Anyone passing me would have known I was new to the city from how much I looked booklets of bus routes and the city map book. I stopped counting the number of different buses I took and different routes I went on, but that was the best way I had of finding out which Churches, record shops, second hand book shops, libraries and other places of interest were to be found. The Central Library, just off the city centre, impressed me no end. It was spread over several floors. It had records and tapes to take out, which was a first to me, and more books of interest to me than I could list, much less find the time to read. Library envy is not a feeling I expected to have at that stage of my life, but that was what I felt.
All this discovering where to be and what find was a long way from the public notice board I remember enjoying in Gainsborough. On the map of the town there were lights where the corresponding list of the places at the bottom has a button beside it. Press the button and the light lit up, 1950's style. That the board was might still be there, and the lights on the board probably still lit up, was a sign of the remove of distance I had created with moving to Nottingham where the vastness of the expanse of the place, that no board with lights was likely to cover even small parts of the place.

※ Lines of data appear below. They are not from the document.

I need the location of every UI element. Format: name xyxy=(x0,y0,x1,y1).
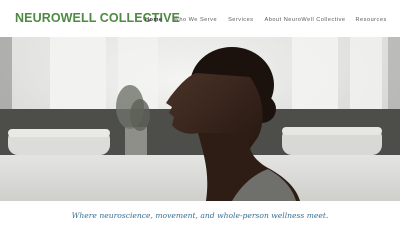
nav-services[interactable]: Services xyxy=(228,16,253,24)
hero-image xyxy=(0,37,400,201)
nav-about[interactable]: About NeuroWell Collective xyxy=(265,16,346,24)
hero-tagline: Where neuroscience, movement, and whole-… xyxy=(71,211,329,220)
hero-photo xyxy=(0,37,400,201)
site-header: NEUROWELL COLLECTIVE Home Who We Serve S… xyxy=(0,0,400,37)
nav-who-we-serve[interactable]: Who We Serve xyxy=(174,16,218,24)
nav-home[interactable]: Home xyxy=(145,16,163,24)
main-nav: Home Who We Serve Services About NeuroWe… xyxy=(145,16,387,24)
nav-resources[interactable]: Resources xyxy=(356,16,387,24)
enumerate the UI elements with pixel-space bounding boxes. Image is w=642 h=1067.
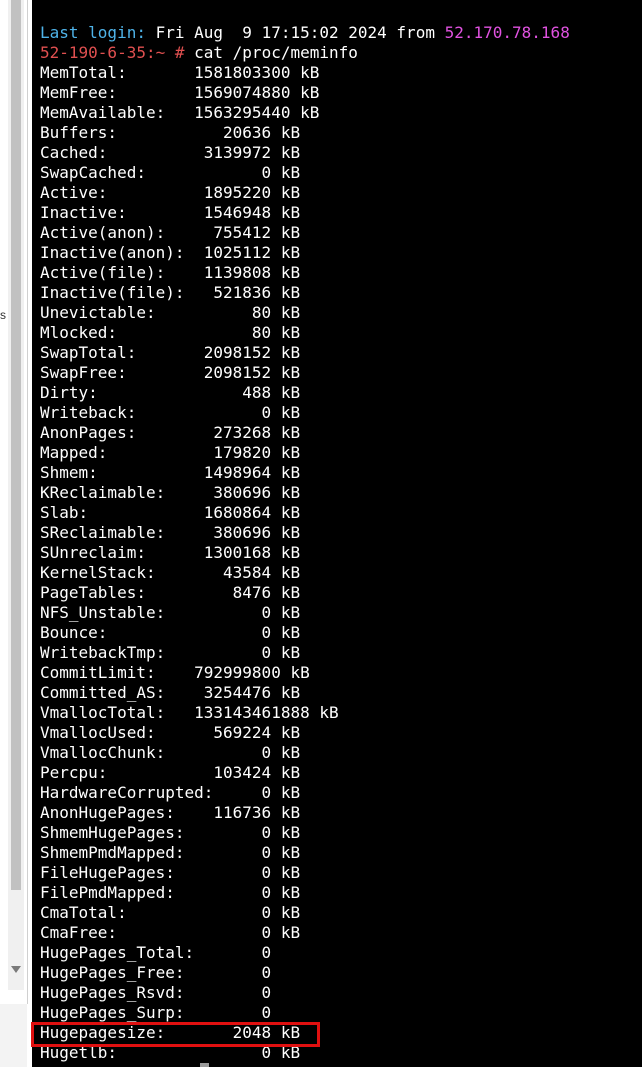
meminfo-line: Cached: 3139972 kB (40, 143, 301, 162)
meminfo-line: Inactive(anon): 1025112 kB (40, 243, 301, 262)
meminfo-line: PageTables: 8476 kB (40, 583, 301, 602)
meminfo-line: Mlocked: 80 kB (40, 323, 301, 342)
meminfo-line: ShmemPmdMapped: 0 kB (40, 843, 301, 862)
meminfo-line: Mapped: 179820 kB (40, 443, 301, 462)
meminfo-line: SwapCached: 0 kB (40, 163, 301, 182)
meminfo-line: Dirty: 488 kB (40, 383, 301, 402)
vertical-scrollbar[interactable] (8, 0, 24, 990)
meminfo-line: AnonHugePages: 116736 kB (40, 803, 301, 822)
meminfo-line: HugePages_Total: 0 (40, 943, 272, 962)
meminfo-line: KReclaimable: 380696 kB (40, 483, 301, 502)
meminfo-line: Committed_AS: 3254476 kB (40, 683, 301, 702)
command-prompt-line: 52-190-6-35:~ # cat /proc/meminfo (40, 43, 570, 63)
meminfo-line: FileHugePages: 0 kB (40, 863, 301, 882)
meminfo-line: NFS_Unstable: 0 kB (40, 603, 301, 622)
scroll-down-arrow-icon[interactable] (11, 966, 21, 973)
meminfo-line: Writeback: 0 kB (40, 403, 301, 422)
meminfo-line: MemTotal: 1581803300 kB (40, 63, 320, 82)
meminfo-line: Active(anon): 755412 kB (40, 223, 301, 242)
meminfo-line: SwapFree: 2098152 kB (40, 363, 301, 382)
meminfo-line: CmaFree: 0 kB (40, 923, 301, 942)
left-pane-footer (0, 1004, 27, 1067)
meminfo-line: HardwareCorrupted: 0 kB (40, 783, 301, 802)
meminfo-line: SReclaimable: 380696 kB (40, 523, 301, 542)
meminfo-line: Inactive(file): 521836 kB (40, 283, 301, 302)
terminal-output: Last login: Fri Aug 9 17:15:02 2024 from… (40, 23, 570, 1063)
meminfo-line: Inactive: 1546948 kB (40, 203, 301, 222)
meminfo-line: MemFree: 1569074880 kB (40, 83, 320, 102)
meminfo-line: WritebackTmp: 0 kB (40, 643, 301, 662)
shell-command: cat /proc/meminfo (184, 43, 358, 62)
terminal-cursor (200, 1063, 209, 1067)
meminfo-line: KernelStack: 43584 kB (40, 563, 301, 582)
last-login-line: Last login: Fri Aug 9 17:15:02 2024 from… (40, 23, 570, 43)
meminfo-line: Active: 1895220 kB (40, 183, 301, 202)
meminfo-line: VmallocUsed: 569224 kB (40, 723, 301, 742)
meminfo-line: VmallocTotal: 133143461888 kB (40, 703, 339, 722)
last-login-text: Fri Aug 9 17:15:02 2024 from (145, 23, 445, 42)
meminfo-line: HugePages_Rsvd: 0 (40, 983, 272, 1002)
meminfo-line: Unevictable: 80 kB (40, 303, 301, 322)
clipped-edge-text: s (0, 308, 6, 322)
meminfo-line: SwapTotal: 2098152 kB (40, 343, 301, 362)
background-window-pane: s (0, 0, 28, 1004)
meminfo-line: Percpu: 103424 kB (40, 763, 301, 782)
meminfo-line: ShmemHugePages: 0 kB (40, 823, 301, 842)
shell-prompt: 52-190-6-35:~ # (40, 43, 185, 62)
meminfo-line: Bounce: 0 kB (40, 623, 301, 642)
meminfo-line: MemAvailable: 1563295440 kB (40, 103, 320, 122)
meminfo-line: HugePages_Surp: 0 (40, 1003, 272, 1022)
meminfo-line: Slab: 1680864 kB (40, 503, 301, 522)
meminfo-line: CommitLimit: 792999800 kB (40, 663, 310, 682)
meminfo-line: SUnreclaim: 1300168 kB (40, 543, 301, 562)
scrollbar-thumb[interactable] (11, 0, 21, 890)
meminfo-line: CmaTotal: 0 kB (40, 903, 301, 922)
hugepagesize-highlight-box (31, 1022, 320, 1047)
meminfo-line: AnonPages: 273268 kB (40, 423, 301, 442)
last-login-label: Last login: (40, 23, 146, 42)
meminfo-line: Active(file): 1139808 kB (40, 263, 301, 282)
meminfo-line: Shmem: 1498964 kB (40, 463, 301, 482)
meminfo-line: FilePmdMapped: 0 kB (40, 883, 301, 902)
meminfo-line: HugePages_Free: 0 (40, 963, 272, 982)
meminfo-line: VmallocChunk: 0 kB (40, 743, 301, 762)
meminfo-line: Buffers: 20636 kB (40, 123, 301, 142)
terminal-window[interactable]: Last login: Fri Aug 9 17:15:02 2024 from… (32, 0, 642, 1067)
last-login-ip: 52.170.78.168 (444, 23, 570, 42)
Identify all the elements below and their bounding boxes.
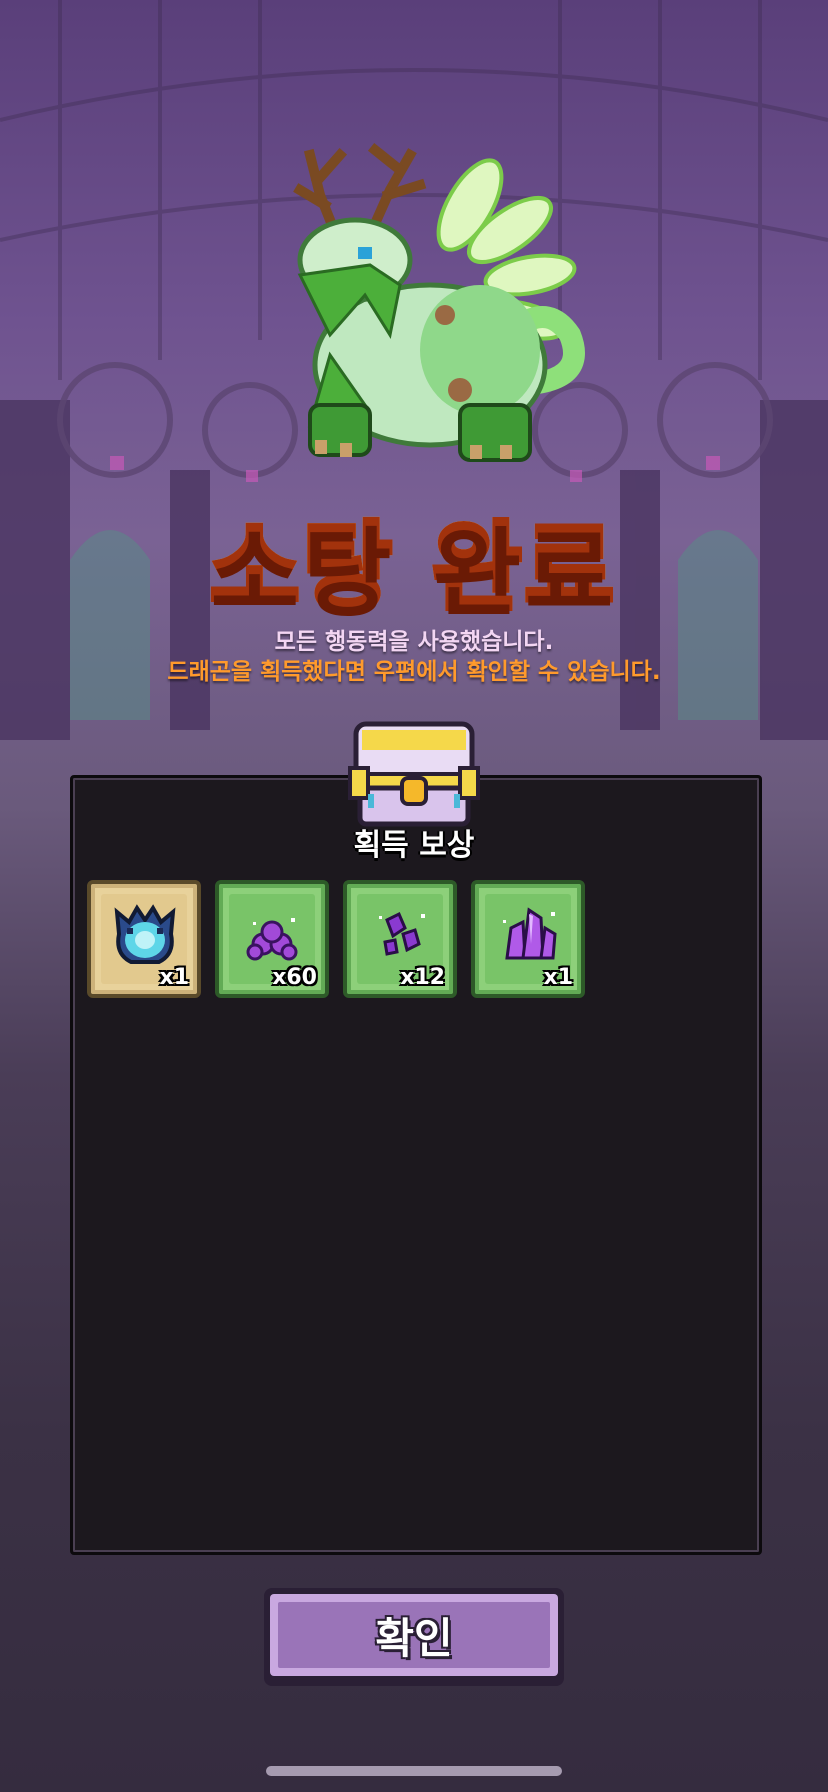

The more familiar with the city centre I became the more easily I navigated my way by my memory of the names of certain shops and other places. All without a map though the bus timetables always had their relevance. The points that pressed my buttons and lit me up like the old small town map were the record shops, the public library, and the small left wing book shop I found, and anywhere where I could comfortably browse much more than buy. I still have one book I bought there, a book of left wing/anarchist/feminist political cartoons 1977-82. Where what the cartoons were describing was well in the past, even when I bought it. But after a decade of Thatcherism I still remembered and cherished the life and politics that there was before Thatcherism and enjoyed the Steve Bell cartoons.
They were part of who I had wanted to be, partly because I was too young to be consciously 'political' when many of the events and and characters the cartoons depicted were current. If the humour I liked seemed offhand, and the politics that I liked seemed scruffy, than I had the background and clothing to match them.